Addresing Unjust Economic Systems

Yesterday I offered a reflection at the Church of St. Thomas More in St. Paul on the parable in Luke’s Gospel often referred to as the parable of the dishonest steward.  It is a challenging parable; one commentator wrote that “the seeming incongruity of a story that praises a scoundrel has been an embarrassment to the Church at least since Julian the Apostate used the parable to assert the inferiority of the Christian faith and its founder.”

I don’t think we can make sense of this parable without understanding the context in which Jesus was speaking.  There were two classes of people in Jesus’ time (and therefore in the crowd listening to him): the very rich and the very poor.   And the poor were always at the mercy of both the rich landlords who demanded the lion’s share of their crops and the Roman government who exacted exorbitant taxes from them at every turn.

I suggested in my reflection that one possibility is that this parable is Jesus’ way of highlighting the gross dishonesty of a system that cheated and robbed the poor daily., as well as pointing to the harsh reality that it is a struggle to be honest in a system that itself is excessively unjust and dishonest.

I offered a few examples in our own time:  It is wrong – actually illegal  – for a parent to give a false address in order to get her child into a good school.  But if the alternative is a local school that can’t provide a decent education, is it so difficult to understand the parent’s behavior.

It is wrong – illegal – for someone to enter the country without documentation – but how do we expect someone fleeing from persecution in their countries to behave?
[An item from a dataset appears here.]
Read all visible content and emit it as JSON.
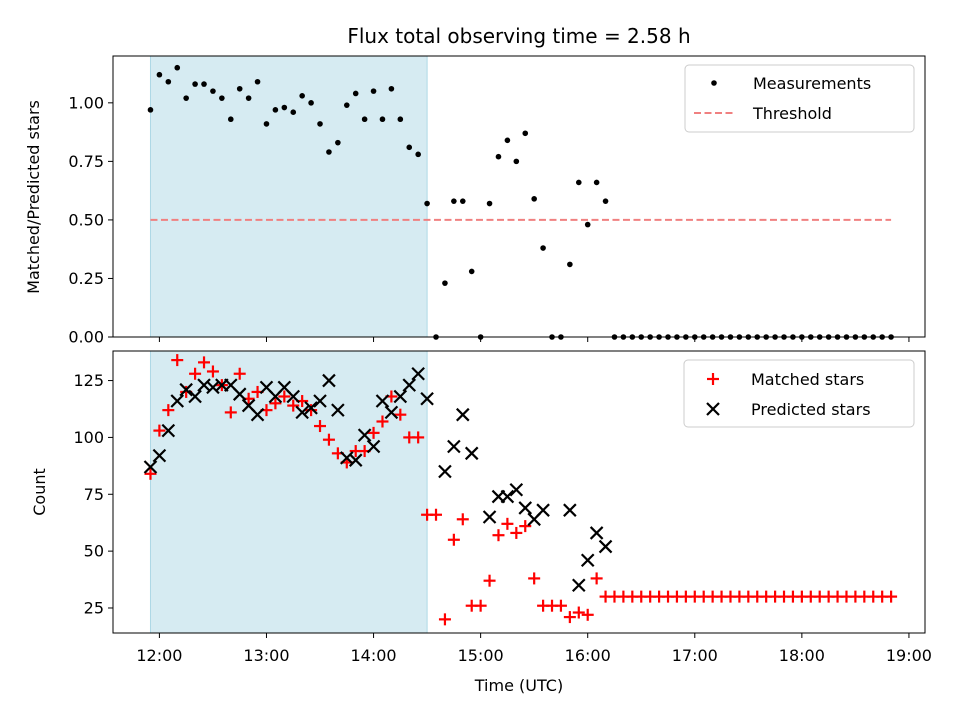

It is wrong – illegal – to sell loose cigarettes on the street – but if that is the only way to get a few dollars to buy something for one’s family to eat, can we really be unsympathetic.  (I think of Jean Valjean in Les Miserables stealing a loaf of bread to feed his starving family.)

Jesus’ comments in this passage about dishonest wealth is clearly directed, not to the poor, but to those who are wealthy, suggested by the fact that the steward in the story received no monetary gain from his dishonesty.

You have to admit, as my examples above suggest, that the society in which Jesus lived is not very different from our own, a system that makes it easy for the rich to get richer and extraordinarily difficult for the poor to achieve economic stability.  In that sense, the parable invites us to reflect on how our own economic systems make it difficult for some people to live fully within the law, and perhaps even makes living an ethical life difficult (if not impossible) for some people.  It also asks us to examine to what extent we are complicit in the operation of that system.

Update: You can listen to the entirety of my reflection here.

One thought on “Addresing Unjust Economic Systems

  1. “It [this parable] also asks us to examine to what extent we are complicit in the operation of that system.”
    Extremely so!
    The social justice teachings of the church are either ignored or even dismissed by so many rich, “traditional” Catholics who seem to want a return to the triumphal church of the past in which they always have front row, reserved seats. Such entitlement! And what do I do about it? I buy another plastic bottled water because it is better than dehydrating while waiting to board a fossil fueled plane. Then when I arrive, how can I even begin to count the ways in which I exploit or find myself indifferent to the poor while dining with the rich. The system’s tentacles are mind boggling. So, yes, Lord, Have Mercy!